Far from being an Anarchist, or even a dyed-in-the-wool Liberal, none-the-less I am hard pressed to endorse either the wealth disparity too many Americans appear willing to tolerate and, too often, even applaud. I might be more willing to turn a blind eye to our billionaires, if every U.S. citizen were guaranteed adequate food, clothing , shelter… and healthcare. As one of the talking heads in the documentary observed, ours is the only advanced, industrialized democracy in which its citizens dread losing their healthcare coverage and risk bankruptcy if they lose it and then get seriously ill or injured. The Affordable Care Act has gone a long way toward correcting this shameful state of affairs. And the Affordable Care Act is in constant jeopardy. (Just two weeks before the president who tried mightily to repeal it is back in office.)
The Internet outcry in favor of Magione persuades me that many, many Americans are in the same boat as me: I have my grievances against the healthcare system, one involving my dear wife Joanne, whose recent death is partially due to a change in medication driven purely by financial considerations. Do I blame the drug’s manufacturer for pricing it too high… or Medicare for refusing to pay the full amount… or her oncology practice for insisting on substituting a cheaper drug? Were I inclined to take up Magione’s tactics, I don’t know who would be my target. There seems to be plenty of blame to go around.

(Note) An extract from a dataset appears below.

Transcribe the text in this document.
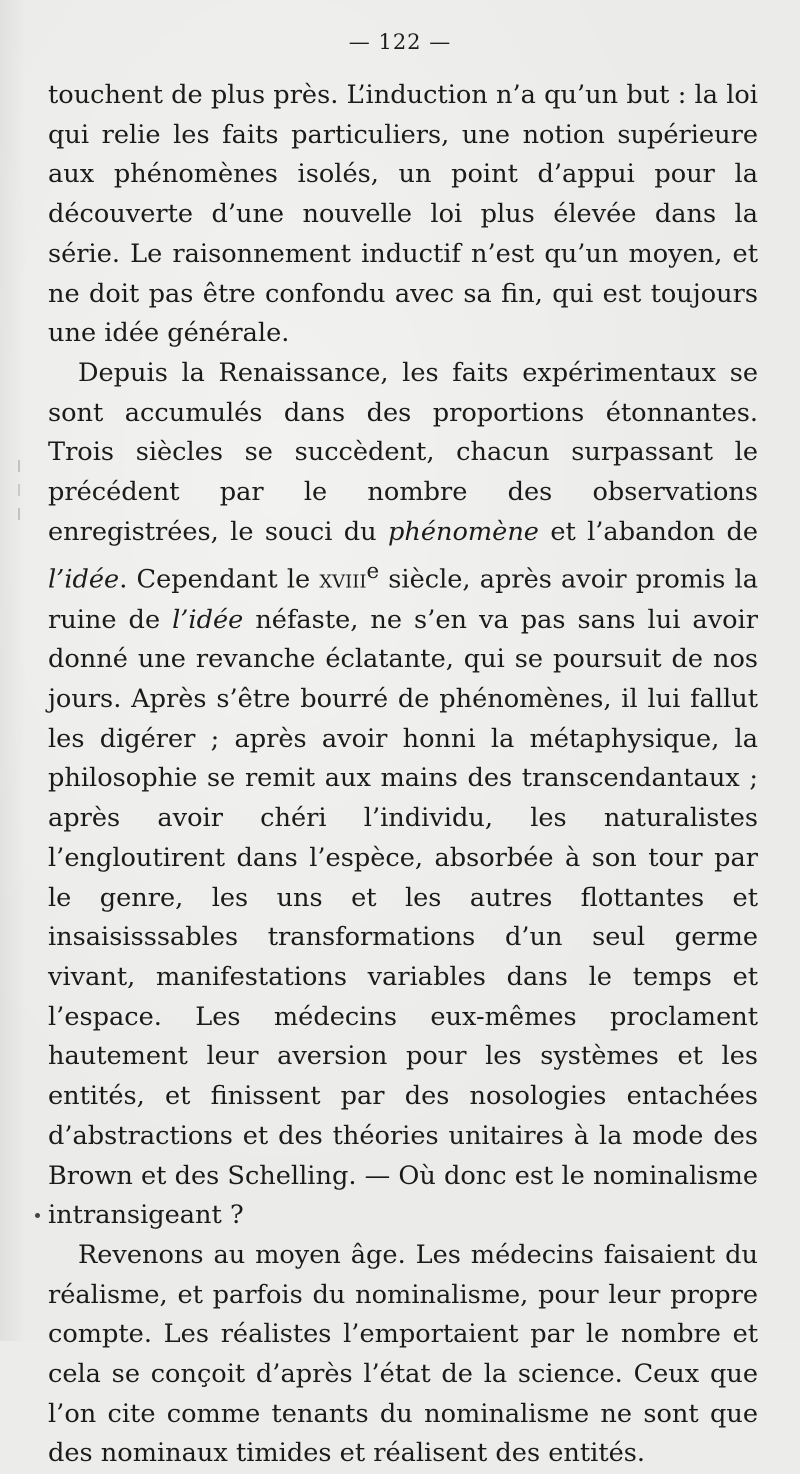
— 122 —

touchent de plus près. L’induction n’a qu’un but : la loi qui relie les faits particuliers, une notion supérieure aux phénomènes isolés, un point d’appui pour la découverte d’une nouvelle loi plus élevée dans la série. Le raisonnement inductif n’est qu’un moyen, et ne doit pas être confondu avec sa fin, qui est toujours une idée générale.

Depuis la Renaissance, les faits expérimentaux se sont accumulés dans des proportions étonnantes. Trois siècles se succèdent, chacun surpassant le précédent par le nombre des observations enregistrées, le souci du phénomène et l’abandon de l’idée. Cependant le xviii$^e$ siècle, après avoir promis la ruine de l’idée néfaste, ne s’en va pas sans lui avoir donné une revanche éclatante, qui se poursuit de nos jours. Après s’être bourré de phénomènes, il lui fallut les digérer ; après avoir honni la métaphysique, la philosophie se remit aux mains des transcendantaux ; après avoir chéri l’individu, les naturalistes l’engloutirent dans l’espèce, absorbée à son tour par le genre, les uns et les autres flottantes et insaisisssables transformations d’un seul germe vivant, manifestations variables dans le temps et l’espace. Les médecins eux-mêmes proclament hautement leur aversion pour les systèmes et les entités, et finissent par des nosologies entachées d’abstractions et des théories unitaires à la mode des Brown et des Schelling. — Où donc est le nominalisme intransigeant ?

Revenons au moyen âge. Les médecins faisaient du réalisme, et parfois du nominalisme, pour leur propre compte. Les réalistes l’emportaient par le nombre et cela se conçoit d’après l’état de la science. Ceux que l’on cite comme tenants du nominalisme ne sont que des nominaux timides et réalisent des entités.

The fundamental fault is with a system that enriches drug and insurance companies and their CEOs, as well as many physicians and their practice groups, at the expense of We the People.
The documentary also pointed out that the response of the insurance industry, by and large, to Magione’s Deed has been to beef up CEO security. That’s not the lesson Luigi wanted to teach them. Will it take more Deeds by more Magiones to compel meaningful reforms in the chronically ill American healthcare industry? As the guru says, “We’ll see.”